Souveraineté et visioconférence : où en sont les outils français ?
Avec le confinement, nombreux sont ceux qui ont découvert le télétravail et avec lui l’outil le plus emblématique du travail à distance: le service de visioconférence. Il en existe plusieurs, mais c’est Zoom qui a le plus fait parler de lui et dont l’utilisation s’est étendue aux domaines extra-professionnels, pour les devoirs à la maison, les conférences, ou même des shootings photos et des pièces de théâtres en ligne! Mais les nouveaux outils en ligne viennent toujours avec leur lot de questions de sécurité des données et de souveraineté numérique. Quelles sont les alternatives françaises, pour éviter les risques liés à l’hébergement des services à l’étranger?
Zoom, un succès fulgurant et un “Zoom-bashing” violent
La plateforme Zoom est celle qui a le plus bénéficié de la ruée vers les outils en ligne, déclenchés par les mesures de confinement. Selon son dernier rapport, publié le 2 juin 2020, Zoom à connu une croissance de 169%, soit une augmentation de 354% de ses utilisateurs. Selon Eric Yuan, le fondateur et directeur général de Zoom, la crise du Covid-19 et les mesures de confinement expliquent cette croissance sans précédent.

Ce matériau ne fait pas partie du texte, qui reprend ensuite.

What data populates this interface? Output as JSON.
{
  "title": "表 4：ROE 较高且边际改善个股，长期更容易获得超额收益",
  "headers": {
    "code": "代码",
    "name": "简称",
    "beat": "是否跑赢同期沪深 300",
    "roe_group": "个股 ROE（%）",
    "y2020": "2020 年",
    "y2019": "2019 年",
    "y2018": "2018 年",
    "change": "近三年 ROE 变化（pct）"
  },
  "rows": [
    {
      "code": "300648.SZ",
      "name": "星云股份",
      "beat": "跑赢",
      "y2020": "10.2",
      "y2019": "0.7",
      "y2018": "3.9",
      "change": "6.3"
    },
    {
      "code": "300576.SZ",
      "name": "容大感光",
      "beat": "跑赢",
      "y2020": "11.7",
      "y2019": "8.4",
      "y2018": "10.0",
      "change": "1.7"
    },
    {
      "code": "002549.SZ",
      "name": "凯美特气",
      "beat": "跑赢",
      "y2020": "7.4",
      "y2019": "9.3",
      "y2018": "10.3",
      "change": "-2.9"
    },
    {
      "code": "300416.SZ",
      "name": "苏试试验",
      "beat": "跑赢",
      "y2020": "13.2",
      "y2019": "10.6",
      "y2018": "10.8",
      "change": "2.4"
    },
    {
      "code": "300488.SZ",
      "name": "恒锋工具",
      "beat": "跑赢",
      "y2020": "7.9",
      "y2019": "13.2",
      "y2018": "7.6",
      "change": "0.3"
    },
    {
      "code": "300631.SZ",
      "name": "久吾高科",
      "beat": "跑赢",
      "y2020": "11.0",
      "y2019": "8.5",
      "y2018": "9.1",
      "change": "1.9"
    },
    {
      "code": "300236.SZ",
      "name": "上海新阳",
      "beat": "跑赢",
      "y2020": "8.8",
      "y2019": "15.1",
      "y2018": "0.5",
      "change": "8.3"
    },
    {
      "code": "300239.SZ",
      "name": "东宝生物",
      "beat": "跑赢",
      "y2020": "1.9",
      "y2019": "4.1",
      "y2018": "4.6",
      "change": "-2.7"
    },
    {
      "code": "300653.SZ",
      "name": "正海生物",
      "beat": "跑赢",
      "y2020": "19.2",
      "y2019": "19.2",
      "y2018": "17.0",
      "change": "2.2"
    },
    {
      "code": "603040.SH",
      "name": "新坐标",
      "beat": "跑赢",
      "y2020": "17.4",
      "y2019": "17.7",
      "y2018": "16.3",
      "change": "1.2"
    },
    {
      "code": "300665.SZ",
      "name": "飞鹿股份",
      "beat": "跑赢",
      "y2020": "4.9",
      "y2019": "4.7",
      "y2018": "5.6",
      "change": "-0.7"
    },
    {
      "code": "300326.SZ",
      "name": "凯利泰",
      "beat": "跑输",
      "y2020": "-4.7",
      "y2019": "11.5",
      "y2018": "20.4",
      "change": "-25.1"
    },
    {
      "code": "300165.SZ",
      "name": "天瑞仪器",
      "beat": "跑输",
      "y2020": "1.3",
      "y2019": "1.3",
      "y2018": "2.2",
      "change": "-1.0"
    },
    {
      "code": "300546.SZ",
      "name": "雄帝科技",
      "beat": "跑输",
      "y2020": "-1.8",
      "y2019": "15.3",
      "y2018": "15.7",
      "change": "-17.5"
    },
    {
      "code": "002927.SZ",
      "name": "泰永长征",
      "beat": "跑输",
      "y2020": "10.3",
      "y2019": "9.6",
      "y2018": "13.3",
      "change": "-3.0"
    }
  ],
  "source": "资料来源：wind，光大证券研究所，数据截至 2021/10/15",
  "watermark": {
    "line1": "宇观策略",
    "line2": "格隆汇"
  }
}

Mais Zoom est loin d'être la plateforme de vidéoconférence préférée des Français. L’outil a été fortement critiqué pour ses failles de sécurité et il est vu comme un danger par les universitaires qui se sont montrés réticents à son utilisation pour la surveillance des examens en ligne.
Dans une interview pour Le Mag IT, Loïc Rousseau, responsable Zoom pour la France, s’exprime au sujet des sévères critiques de la part de la concurrence. Selon lui, Microsoft, Google et Cisco ne sont pas meilleurs élèves, ils ont des failles par centaines, et personne n’en parle… Des bug bounty (chasseurs de failles) ont même pu être recrutés par la concurrence pour signaler leurs faiblesses qui, selon la plateforme la sécurité, ne posent aucun problème.
Certaines entreprises ont tout de même banni son utilisation en interne. En France, l’adoption de Zoom n’a pas été aussi unanime que dans d’autres pays.
Le Cloud Act, une des raisons pour soutenir la souveraineté numérique
Comme pour les données de santé, hebergées par Microsoft, l’utilisation de plateformes basées aux USA, comme Zoom, implique un risque d’accès par les services de renseignement d’Etat, permis par le Cloud Act. Des métadonnées, comme les adresses IP, peuvent être demandées à Zoom par le gouvernement américain en cas d’enquête.
Selon Rousseau, cela n'empêche pas Emmanuel Macron, Boris Johnson (pour une réunion avec l'OMS par exemple) ou des acteurs stratégiques comme Airbus, d’utiliser cette plateforme. Airbus a, par ailleurs, déclaré utiliser également des outils Google.
Selon Loïc Rousseau, le CEO de Zoom n’acceptera jamais la réalisation d’une requête basée sur le CLOUD Act ou du Patriot Act et bon nombre d’entreprises américaines ont rejeté ces demandes par des moyens divers et variés.
Quelles alternatives françaises? Jitsi meilleur que Zoom?
La question a été posée sur Twitter par Rand Hindi, entrepreneur dans le secteur de l’IA: “Pourquoi personne en France ne parle de souveraineté sur les outils de visioconférence?”. Quelques acteurs proposent en effet des outils made in France: Amplement, Livestorm, Jamespot, Private Discuss, … sont quelques solutions alternatives, certaines sont basées sur le logiciel open source Jitsi.
Né en France, Jitsi est un logiciel libre qui permet à d’autres services de créer leur propre application de vidéoconférence. Les données sont chiffrées et sécurisées avec une deuxième couche de chiffrement qui permet la sécurisation des messages de bout en bout (pas encore pour plus de deux participants). Jitsi est utilisé par de nombreux développeurs et spécialistes de l’informatique et a même reçu la “bénédiction” d'Edward Snowden! Ce projet open source est utilisé par environ 10 millions de personnes mensuellement et connait un succès important en France, même si l’entreprise a été cédée en 2018 à une société américaine.
Certains spécialistes prédisent un brillant avenir à cette solution qui pourrait profiter de l’importance de la souveraineté numérique pour les outils de visioconférence: « Nous avons fait le choix de Jitsi parce que nous voyons bien qu’il se passe énormément de choses. On maîtrise ce qui se passe et cela va dans le bon sens », confirme Alain Garnier de Jamespot, service de réseau social d’entreprise français.